In message <e1wsemc-000dz8...@stenn.ntp.org>, Harlan Stenn writes:

>> I'm actually not certain that it helps, even if you document it.
>> 
>> It's sort of an "administrative" distance and it unfairly penalizes
>> any GNSS in favour of terrestial if you calibrate it according to the
>> original intent...
>
>I'm game to come up with a better plan.  Original intent is good, and
>follow-on improvements are even better.

Internal to NTPns I used a different scheme to pick refclock, each
refclock got one vote for each independent source it had.
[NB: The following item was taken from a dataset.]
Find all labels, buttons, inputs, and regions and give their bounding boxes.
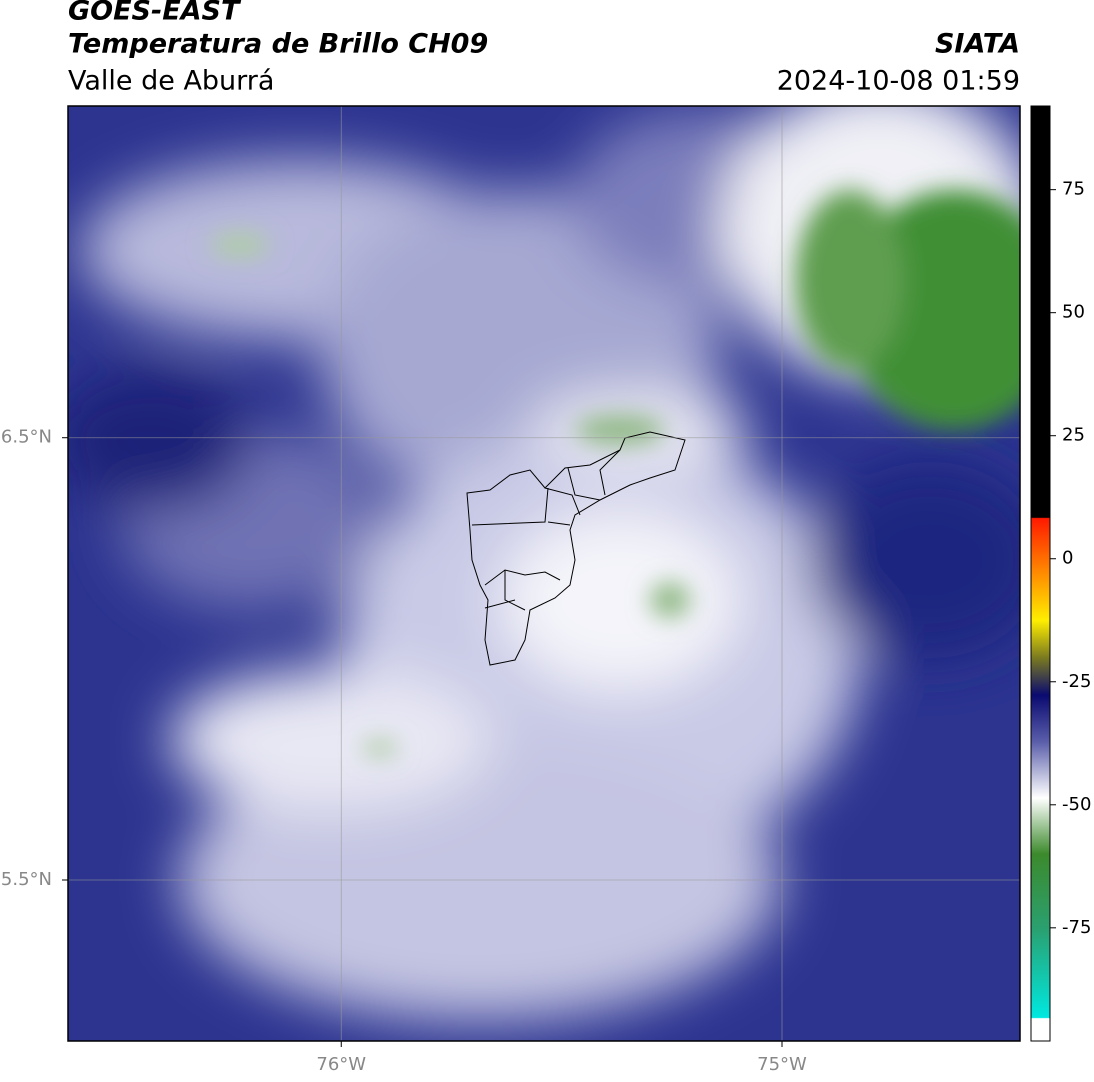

This means that GPS almost always wins, since it has one vote for
each sat not thrown out of the solution, whereas for instance
DCF77 or WWVB would only get one vote, there being only one transmitter.
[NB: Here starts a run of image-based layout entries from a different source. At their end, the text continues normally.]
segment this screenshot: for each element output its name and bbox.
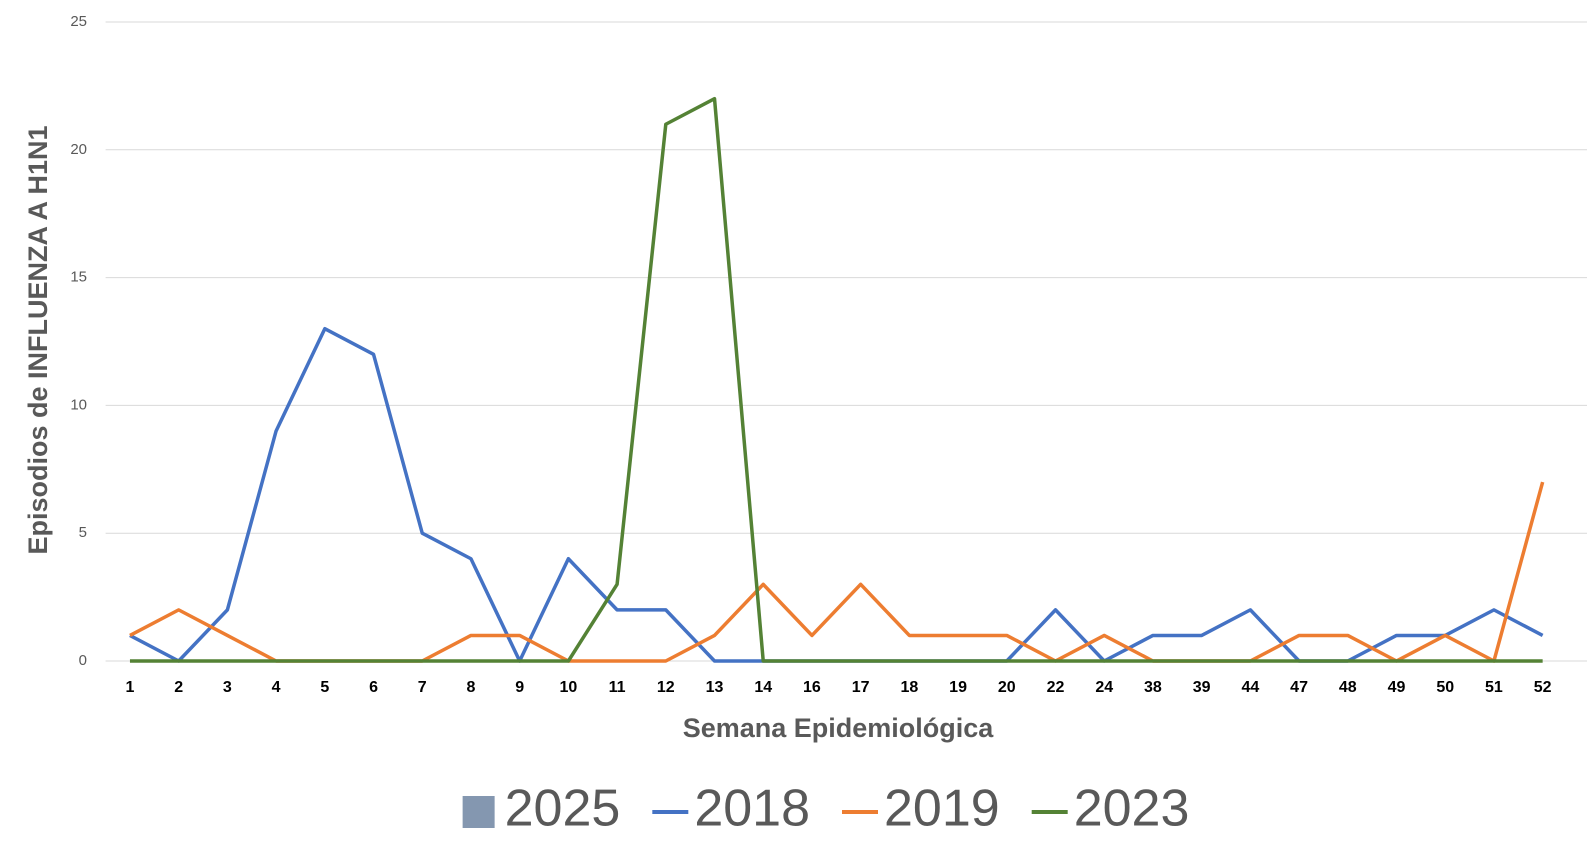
x-tick-label: 5 bbox=[320, 679, 329, 696]
x-tick-label: 13 bbox=[706, 679, 724, 696]
y-tick-label: 10 bbox=[70, 396, 87, 413]
x-tick-label: 10 bbox=[559, 679, 577, 696]
x-tick-label: 38 bbox=[1144, 679, 1162, 696]
x-tick-label: 4 bbox=[272, 679, 281, 696]
x-tick-label: 8 bbox=[466, 679, 475, 696]
x-tick-label: 12 bbox=[657, 679, 675, 696]
x-tick-label: 18 bbox=[900, 679, 918, 696]
x-tick-label: 17 bbox=[852, 679, 870, 696]
legend-label: 2019 bbox=[884, 780, 1000, 838]
y-tick-label: 20 bbox=[70, 141, 87, 158]
x-tick-label: 51 bbox=[1485, 679, 1503, 696]
x-tick-label: 9 bbox=[515, 679, 524, 696]
x-tick-label: 22 bbox=[1047, 679, 1065, 696]
x-tick-label: 20 bbox=[998, 679, 1016, 696]
x-tick-label: 48 bbox=[1339, 679, 1357, 696]
x-tick-label: 7 bbox=[418, 679, 427, 696]
x-axis-title: Semana Epidemiológica bbox=[683, 713, 995, 743]
line-series bbox=[129, 481, 1545, 663]
legend-label: 2025 bbox=[505, 780, 621, 838]
x-tick-label: 2 bbox=[174, 679, 183, 696]
x-tick-label: 24 bbox=[1095, 679, 1113, 696]
legend-swatch bbox=[462, 796, 495, 828]
x-tick-label: 1 bbox=[126, 679, 135, 696]
x-tick-label: 11 bbox=[609, 679, 626, 696]
y-tick-label: 15 bbox=[70, 269, 87, 286]
x-tick-label: 14 bbox=[754, 679, 772, 696]
legend-label: 2018 bbox=[694, 780, 810, 838]
x-tick-label: 47 bbox=[1290, 679, 1308, 696]
x-tick-label: 39 bbox=[1193, 679, 1211, 696]
x-tick-label: 44 bbox=[1241, 679, 1259, 696]
legend-label: 2023 bbox=[1074, 780, 1190, 838]
x-tick-label: 3 bbox=[223, 679, 232, 696]
y-tick-label: 25 bbox=[70, 13, 87, 30]
y-tick-label: 0 bbox=[79, 652, 87, 669]
x-tick-label: 50 bbox=[1436, 679, 1454, 696]
x-tick-label: 16 bbox=[803, 679, 821, 696]
line-series bbox=[129, 96, 1543, 663]
y-tick-label: 5 bbox=[79, 524, 87, 541]
x-tick-label: 52 bbox=[1534, 679, 1552, 696]
x-tick-label: 49 bbox=[1388, 679, 1406, 696]
x-tick-label: 6 bbox=[369, 679, 378, 696]
x-tick-label: 19 bbox=[949, 679, 967, 696]
y-axis-title: Episodios de INFLUENZA A H1N1 bbox=[23, 125, 53, 554]
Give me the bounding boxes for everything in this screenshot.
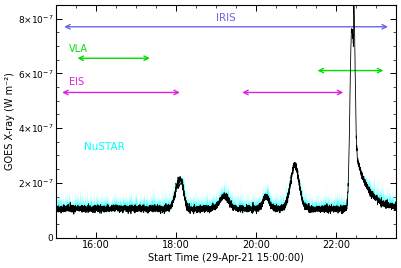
Text: IRIS: IRIS [216,13,236,23]
Text: NuSTAR: NuSTAR [84,142,125,152]
Text: VLA: VLA [69,44,88,54]
X-axis label: Start Time (29-Apr-21 15:00:00): Start Time (29-Apr-21 15:00:00) [148,253,304,263]
Text: EIS: EIS [69,77,85,87]
Y-axis label: GOES X-ray (W m⁻²): GOES X-ray (W m⁻²) [5,72,15,170]
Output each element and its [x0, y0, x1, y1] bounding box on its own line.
Propagating something like that directly out of the S1 server is 
probably not sound, we don't want everybody to use the furthest
server in TTL, just because it has a 24 channel GPS receiver.

Likewise, NIST and USNO may have significantly more faith in their
coax cable than the rest of us should have in over-the-air signals.
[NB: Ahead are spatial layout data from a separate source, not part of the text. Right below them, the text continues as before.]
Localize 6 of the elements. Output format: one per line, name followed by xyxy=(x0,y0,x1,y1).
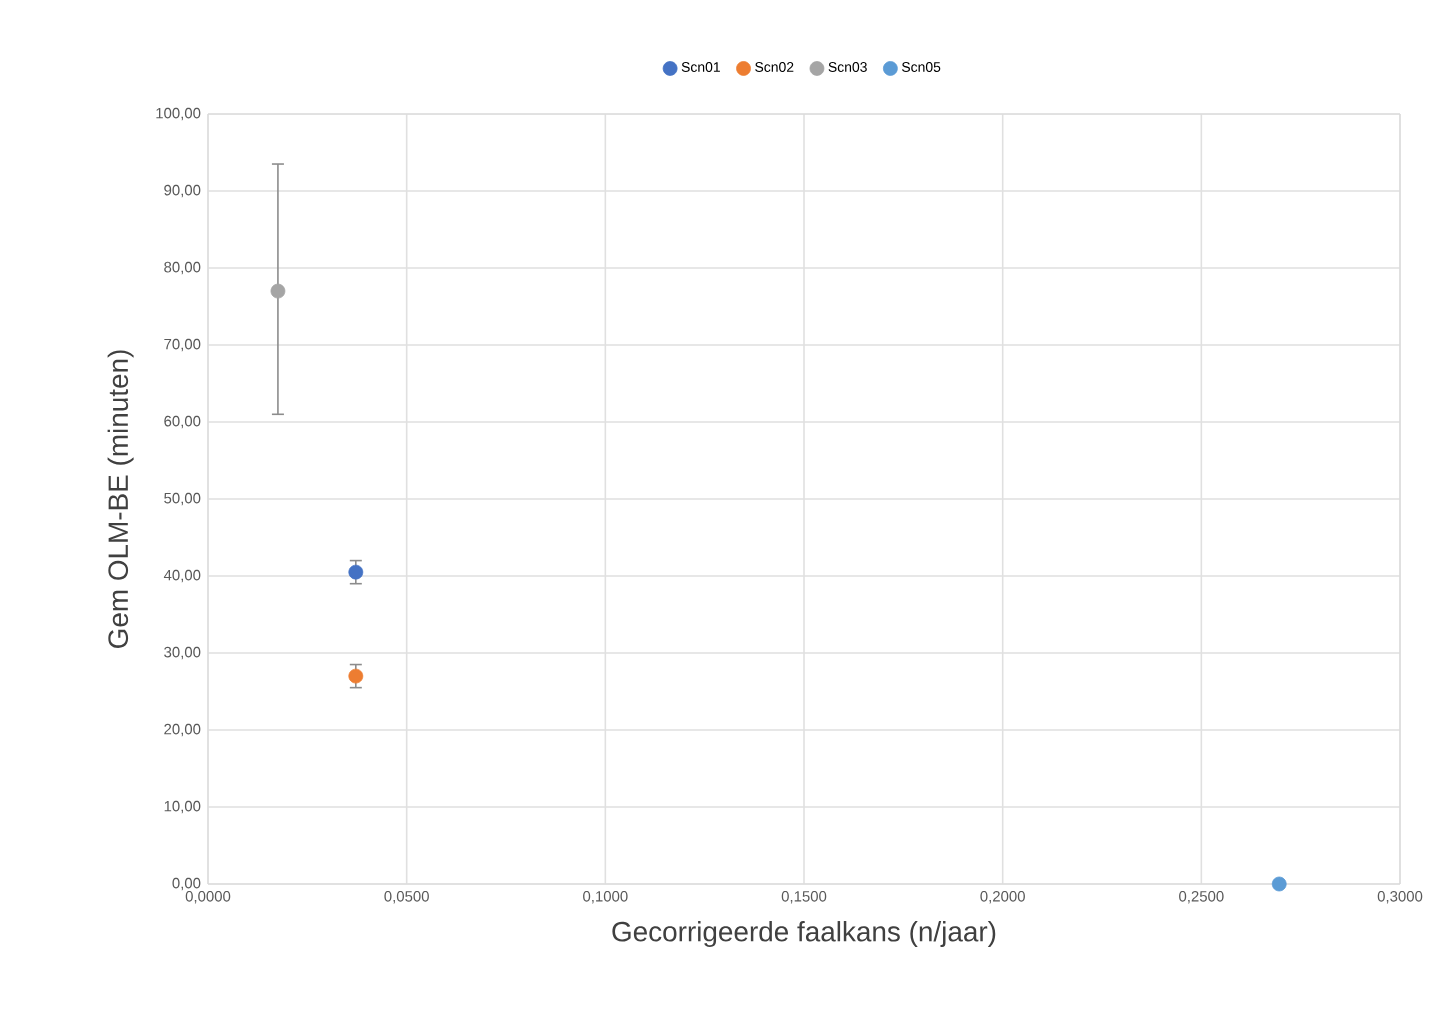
point xyxy=(348,668,364,684)
point xyxy=(270,283,286,299)
point xyxy=(348,564,364,580)
y-axis-title: Gem OLM-BE (minuten) xyxy=(107,350,134,648)
x-axis-title: Gecorrigeerde faalkans (n/jaar) xyxy=(612,921,996,948)
point xyxy=(1271,876,1287,892)
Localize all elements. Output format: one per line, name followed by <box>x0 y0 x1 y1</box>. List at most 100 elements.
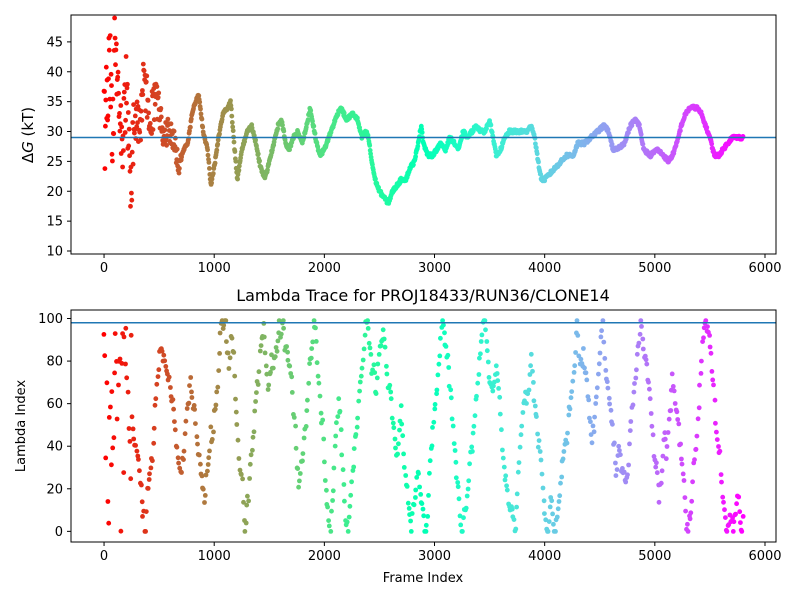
lambda-point <box>176 460 182 466</box>
lambda-point <box>518 432 524 438</box>
lambda-point <box>337 408 343 414</box>
lambda-point <box>519 423 525 429</box>
lambda-point <box>497 394 503 400</box>
lambda-point <box>163 364 169 369</box>
lambda-point <box>713 420 718 426</box>
lambda-point <box>331 465 337 471</box>
dg-point <box>102 166 108 172</box>
lambda-point <box>449 416 455 422</box>
lambda-point <box>284 344 289 349</box>
lambda-point <box>105 499 111 504</box>
lambda-point <box>640 336 646 342</box>
lambda-point <box>326 523 332 529</box>
lambda-point <box>590 423 596 429</box>
lambda-point <box>598 334 604 340</box>
dg-point <box>198 111 204 117</box>
lambda-point <box>448 395 454 401</box>
lambda-point <box>710 377 716 383</box>
lambda-point <box>567 406 573 412</box>
x-tick-label: 0 <box>100 261 108 276</box>
lambda-point <box>600 318 606 323</box>
lambda-point <box>216 368 222 373</box>
lambda-point <box>592 414 597 420</box>
dg-point <box>129 197 135 203</box>
dg-point <box>532 135 538 141</box>
lambda-point <box>118 528 124 534</box>
lambda-point <box>637 331 643 337</box>
lambda-point <box>432 402 438 407</box>
x-tick-label: 3000 <box>418 549 451 564</box>
lambda-point <box>303 424 309 429</box>
dg-point <box>135 120 140 126</box>
lambda-point <box>287 363 293 369</box>
lambda-point <box>647 386 652 392</box>
lambda-point <box>338 427 344 433</box>
dg-point <box>236 163 242 169</box>
dg-point <box>105 113 111 119</box>
lambda-point <box>554 514 560 520</box>
dg-point <box>217 131 222 137</box>
lambda-point <box>328 529 334 534</box>
lambda-point <box>373 391 379 396</box>
lambda-point <box>101 332 107 337</box>
lambda-point <box>408 518 413 524</box>
lambda-point <box>452 448 458 453</box>
lambda-point <box>717 448 723 454</box>
lambda-point <box>705 324 710 329</box>
dg-point <box>255 151 261 157</box>
lambda-point <box>649 423 655 429</box>
dg-point <box>103 123 108 129</box>
dg-point <box>199 116 205 122</box>
dg-point <box>197 99 203 105</box>
lambda-point <box>365 318 370 323</box>
lambda-point <box>320 417 326 423</box>
lambda-point <box>475 380 481 386</box>
lambda-point <box>604 379 610 385</box>
lambda-point <box>663 456 669 462</box>
x-tick-label: 6000 <box>748 549 781 564</box>
lambda-point <box>434 387 440 393</box>
dg-point <box>188 116 194 122</box>
lambda-point <box>714 429 719 435</box>
lambda-point <box>697 382 702 388</box>
dg-point <box>116 90 121 96</box>
lambda-point <box>633 375 639 381</box>
lambda-point <box>714 437 720 442</box>
dg-point <box>109 83 114 88</box>
lambda-point <box>296 484 301 490</box>
lambda-point <box>134 448 140 454</box>
lambda-x-axis: 0 1000 2000 3000 4000 5000 6000 <box>100 542 782 564</box>
lambda-point <box>245 493 250 499</box>
lambda-point <box>603 368 609 373</box>
lambda-point <box>438 335 443 341</box>
lambda-point <box>125 389 131 395</box>
dg-axes-frame <box>70 14 777 255</box>
lambda-point <box>423 529 429 534</box>
lambda-point <box>203 472 209 478</box>
lambda-point <box>587 415 592 421</box>
lambda-point <box>223 318 229 323</box>
lambda-point <box>589 440 595 446</box>
lambda-point <box>472 413 478 419</box>
lambda-point <box>599 328 604 334</box>
lambda-point <box>119 361 125 366</box>
dg-point <box>140 88 145 93</box>
dg-point <box>536 159 541 165</box>
lambda-point <box>627 441 632 447</box>
lambda-point <box>513 526 519 532</box>
dg-point <box>121 89 127 95</box>
lambda-point <box>194 434 200 440</box>
lambda-point <box>182 431 188 437</box>
lambda-point <box>527 372 533 377</box>
lambda-point <box>324 487 329 493</box>
lambda-point <box>208 424 214 430</box>
dg-point <box>110 158 115 164</box>
lambda-point <box>306 380 312 386</box>
lambda-point <box>297 471 303 476</box>
x-tick-label: 4000 <box>528 549 561 564</box>
lambda-point <box>503 473 509 479</box>
lambda-y-axis: 0 20 40 60 80 100 <box>38 312 71 540</box>
lambda-point <box>584 377 590 383</box>
lambda-point <box>646 379 651 385</box>
lambda-point <box>202 493 208 498</box>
So all in all, I'm not really sure what we can do automatically with
the root dispersion at S1 level.

At lower levels I think it works more or less as is should.

-- 
Poul-Henning Kamp       | UNIX since Zilog Zeus 3.20
p...@freebsd.org         | TCP/IP since RFC 956
FreeBSD committer       | BSD since 4.3-tahoe    
Never attribute to malice what can adequately be explained by incompetence.